MediaFeed.org created and syndicated this story.
NazariyKarkhut is the author of this image.
Jeanine Skowronski is a personal finance writer and content strategist who has worked as the Head of Content at Policygenius, the Executive Editor of Credit.com, and as a columnist for Inc. Magazine. Her work has appeared in publications such as The Wall Street Journal, American Banker Magazine, Newsweek, Business Insider, and CNBC.
Frequently Asked Questions
How do I stop my life creep?
To stop your life from creeping, you can take the following steps: 1) Stop playing games and watching TV. 2) Get a hobby that will keep your mind busy. 3) Spend more time with friends and family.
What is lifestyle creep and how should you manage it?

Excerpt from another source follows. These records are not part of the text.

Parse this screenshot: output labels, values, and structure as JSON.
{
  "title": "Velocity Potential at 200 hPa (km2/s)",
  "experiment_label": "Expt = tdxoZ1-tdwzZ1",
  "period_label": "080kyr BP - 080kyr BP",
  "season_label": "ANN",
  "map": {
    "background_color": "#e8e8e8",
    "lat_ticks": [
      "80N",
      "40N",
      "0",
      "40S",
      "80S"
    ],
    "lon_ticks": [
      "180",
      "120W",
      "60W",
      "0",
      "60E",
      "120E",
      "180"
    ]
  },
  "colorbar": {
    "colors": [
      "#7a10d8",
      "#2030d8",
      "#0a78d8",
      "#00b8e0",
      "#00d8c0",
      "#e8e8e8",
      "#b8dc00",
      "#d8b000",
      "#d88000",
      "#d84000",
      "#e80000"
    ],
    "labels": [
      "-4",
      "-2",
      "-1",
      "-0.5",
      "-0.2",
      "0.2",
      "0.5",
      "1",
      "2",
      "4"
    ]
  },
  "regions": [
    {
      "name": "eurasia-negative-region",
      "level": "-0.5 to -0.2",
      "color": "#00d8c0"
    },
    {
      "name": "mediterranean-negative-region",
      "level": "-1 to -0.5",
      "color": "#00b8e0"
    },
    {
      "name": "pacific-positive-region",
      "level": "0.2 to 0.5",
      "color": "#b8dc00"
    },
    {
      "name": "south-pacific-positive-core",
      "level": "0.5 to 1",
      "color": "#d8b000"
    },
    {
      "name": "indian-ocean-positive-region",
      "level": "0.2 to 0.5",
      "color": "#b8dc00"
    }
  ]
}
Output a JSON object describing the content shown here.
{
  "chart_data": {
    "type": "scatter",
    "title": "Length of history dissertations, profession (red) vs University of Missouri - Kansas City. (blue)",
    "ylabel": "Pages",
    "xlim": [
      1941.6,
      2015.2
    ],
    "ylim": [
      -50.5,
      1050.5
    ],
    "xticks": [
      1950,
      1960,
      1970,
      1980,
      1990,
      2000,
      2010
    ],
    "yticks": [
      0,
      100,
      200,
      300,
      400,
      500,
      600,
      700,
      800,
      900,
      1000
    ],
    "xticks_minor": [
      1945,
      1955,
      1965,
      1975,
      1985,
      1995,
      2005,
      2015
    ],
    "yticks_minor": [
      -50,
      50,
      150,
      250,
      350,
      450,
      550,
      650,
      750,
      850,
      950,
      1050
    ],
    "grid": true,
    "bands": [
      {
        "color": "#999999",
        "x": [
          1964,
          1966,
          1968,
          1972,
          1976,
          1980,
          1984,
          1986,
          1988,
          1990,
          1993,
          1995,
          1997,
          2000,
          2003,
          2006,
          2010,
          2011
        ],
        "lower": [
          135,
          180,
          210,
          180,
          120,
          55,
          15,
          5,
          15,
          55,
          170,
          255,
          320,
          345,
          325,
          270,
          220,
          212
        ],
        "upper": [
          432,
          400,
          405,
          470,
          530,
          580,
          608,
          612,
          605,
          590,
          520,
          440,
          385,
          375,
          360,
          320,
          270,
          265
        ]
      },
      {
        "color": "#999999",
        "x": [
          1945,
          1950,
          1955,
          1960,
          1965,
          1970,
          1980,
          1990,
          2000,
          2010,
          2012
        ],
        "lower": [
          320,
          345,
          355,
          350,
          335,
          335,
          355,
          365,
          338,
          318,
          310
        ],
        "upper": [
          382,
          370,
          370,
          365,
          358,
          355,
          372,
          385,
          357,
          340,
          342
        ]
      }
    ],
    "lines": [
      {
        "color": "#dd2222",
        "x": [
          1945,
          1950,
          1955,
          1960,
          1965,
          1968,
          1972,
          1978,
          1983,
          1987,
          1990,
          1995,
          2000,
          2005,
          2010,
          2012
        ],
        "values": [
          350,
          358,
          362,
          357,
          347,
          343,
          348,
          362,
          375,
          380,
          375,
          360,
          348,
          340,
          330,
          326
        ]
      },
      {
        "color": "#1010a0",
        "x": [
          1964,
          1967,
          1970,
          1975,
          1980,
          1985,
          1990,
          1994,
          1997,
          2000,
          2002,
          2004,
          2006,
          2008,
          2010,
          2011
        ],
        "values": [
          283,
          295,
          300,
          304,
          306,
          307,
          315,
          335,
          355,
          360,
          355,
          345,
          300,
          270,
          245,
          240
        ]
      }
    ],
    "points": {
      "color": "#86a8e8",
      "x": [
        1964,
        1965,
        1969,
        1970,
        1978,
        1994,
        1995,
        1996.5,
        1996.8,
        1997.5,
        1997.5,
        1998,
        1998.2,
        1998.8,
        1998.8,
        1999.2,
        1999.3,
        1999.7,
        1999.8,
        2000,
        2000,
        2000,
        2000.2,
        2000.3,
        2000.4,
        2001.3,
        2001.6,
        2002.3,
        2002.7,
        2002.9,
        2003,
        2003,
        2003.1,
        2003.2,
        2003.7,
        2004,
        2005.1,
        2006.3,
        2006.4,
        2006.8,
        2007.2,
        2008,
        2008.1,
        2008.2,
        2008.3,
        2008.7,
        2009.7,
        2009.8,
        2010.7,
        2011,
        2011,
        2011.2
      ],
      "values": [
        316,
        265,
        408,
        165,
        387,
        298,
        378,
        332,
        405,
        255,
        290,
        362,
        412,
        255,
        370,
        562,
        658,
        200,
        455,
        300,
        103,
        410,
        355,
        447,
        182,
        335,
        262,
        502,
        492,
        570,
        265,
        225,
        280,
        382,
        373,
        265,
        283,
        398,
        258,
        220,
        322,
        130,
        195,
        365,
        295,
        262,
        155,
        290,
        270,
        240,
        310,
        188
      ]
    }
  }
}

Lifestyle creep is when your lifestyle changes so much that you are no longer able to maintain the same level of happiness and fulfillment in life. Its important to recognize this early on, as it can be difficult to reverse course once youve gone too far.
What is the 50 30 20 budget rule?
The 50/30/20 budget rule is a guideline for spending money on your startup. It means that you should spend no more than 50% of your total budget on marketing, 30% on product development and 20% on operations.